Long-Term Subclinical Carrier State Precedes Scrapie Replication and Adaptation in a Resistant Species: Analogies to Bovine Spongiform Encephalopathy and Variant Creutzfeldt-Jakob Disease in Humans

Abstract
Cattle infected with bovine spongiform encephalopathy (BSE) appear to be a reservoir for transmission of variant Creutzfeldt-Jakob disease (vCJD) to humans. Although just over 100 people have developed clinical vCJD, millions have probably been exposed to the infectivity by consumption of BSE-infected beef. It is currently not known whether some of these individuals will develop disease themselves or act as asymptomatic carriers of infectivity which might infect others in the future. We have studied agent persistence and adaptation after cross-species infection using a model of mice inoculated with hamster scrapie strain 263K. Although mice inoculated with hamster scrapie do not develop clinical disease after inoculation with 10 million hamster infectious doses, hamster scrapie infectivity persists in brain and spleen for the life span of the mice.
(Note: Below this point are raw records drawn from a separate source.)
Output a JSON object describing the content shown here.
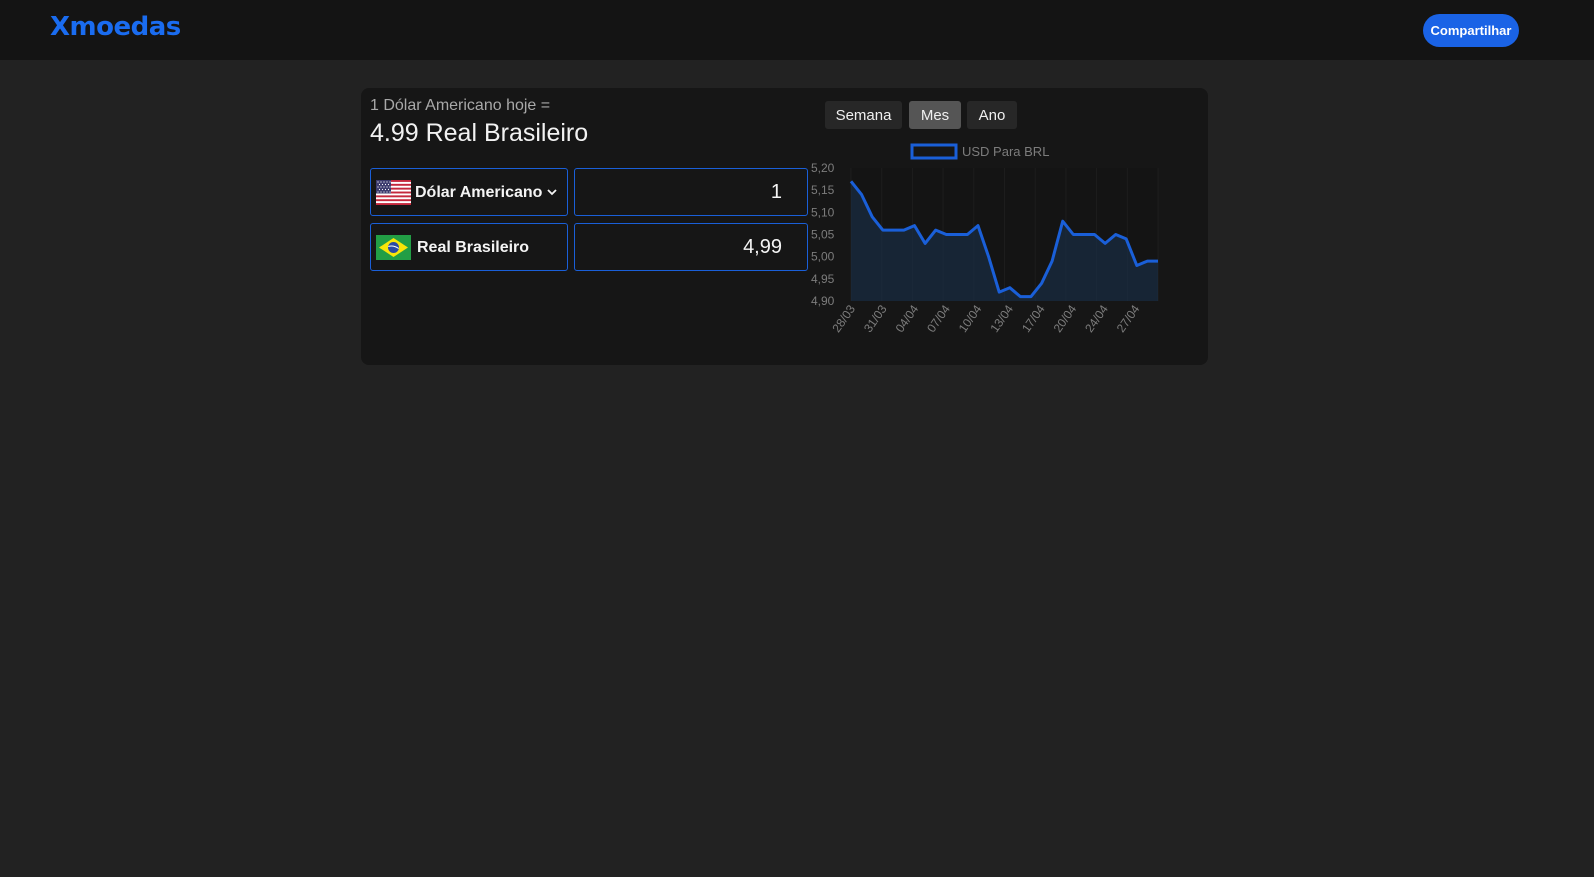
{
  "header": {
    "logo": "Xmoedas",
    "share_label": "Compartilhar"
  },
  "converter": {
    "today_label": "1 Dólar Americano hoje =",
    "rate_label": "4.99 Real Brasileiro",
    "from": {
      "currency": "Dólar Americano",
      "amount": "1",
      "flag": "us-flag-icon"
    },
    "to": {
      "currency": "Real Brasileiro",
      "amount": "4,99",
      "flag": "br-flag-icon"
    }
  },
  "period_tabs": [
    {
      "label": "Semana",
      "active": false
    },
    {
      "label": "Mes",
      "active": true
    },
    {
      "label": "Ano",
      "active": false
    }
  ],
  "colors": {
    "accent": "#1a63e6",
    "background": "#222222",
    "card": "#161616",
    "line": "#1a5fd8"
  },
  "chart_data": {
    "type": "area",
    "legend": "USD Para BRL",
    "legend_position": "top",
    "grid": false,
    "x_tick_labels": [
      "28/03",
      "31/03",
      "04/04",
      "07/04",
      "10/04",
      "13/04",
      "17/04",
      "20/04",
      "24/04",
      "27/04"
    ],
    "y_tick_labels": [
      "5,20",
      "5,15",
      "5,10",
      "5,05",
      "5,00",
      "4,95",
      "4,90"
    ],
    "ylim": [
      4.9,
      5.2
    ],
    "series": [
      {
        "name": "USD Para BRL",
        "values": [
          5.17,
          5.14,
          5.09,
          5.06,
          5.06,
          5.06,
          5.07,
          5.03,
          5.06,
          5.05,
          5.05,
          5.05,
          5.07,
          5.0,
          4.92,
          4.93,
          4.91,
          4.91,
          4.94,
          4.99,
          5.08,
          5.05,
          5.05,
          5.05,
          5.03,
          5.05,
          5.04,
          4.98,
          4.99,
          4.99
        ]
      }
    ]
  }
}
In the present study, we were surprised to find a 1-year period postinfection with hamster scrapie where there was no evidence for replication of infectivity in mouse brain. In contrast, this period of inactive persistence was followed by a period of active replication of infectivity as well as adaptation of new strains of agent capable of causing disease in mice. In most mice, neither the early persistent phase nor the later replicative phase could be detected by immunoblot assay for protease-resistant prion protein (PrP). If similar asymptomatic carriers of infection arise after exposure of humans or animals to BSE, this could markedly increase the danger of additional spread of BSE or vCJD infection by contaminated blood, surgical instruments, or meat. If such subclinical carriers were negative for protease-resistant PrP, similar to our mice, then the recently proposed screening of brain, tonsils, or other tissues of animals and humans by present methods such as immunoblotting or immunohistochemistry might be too insensitive to identify these individuals.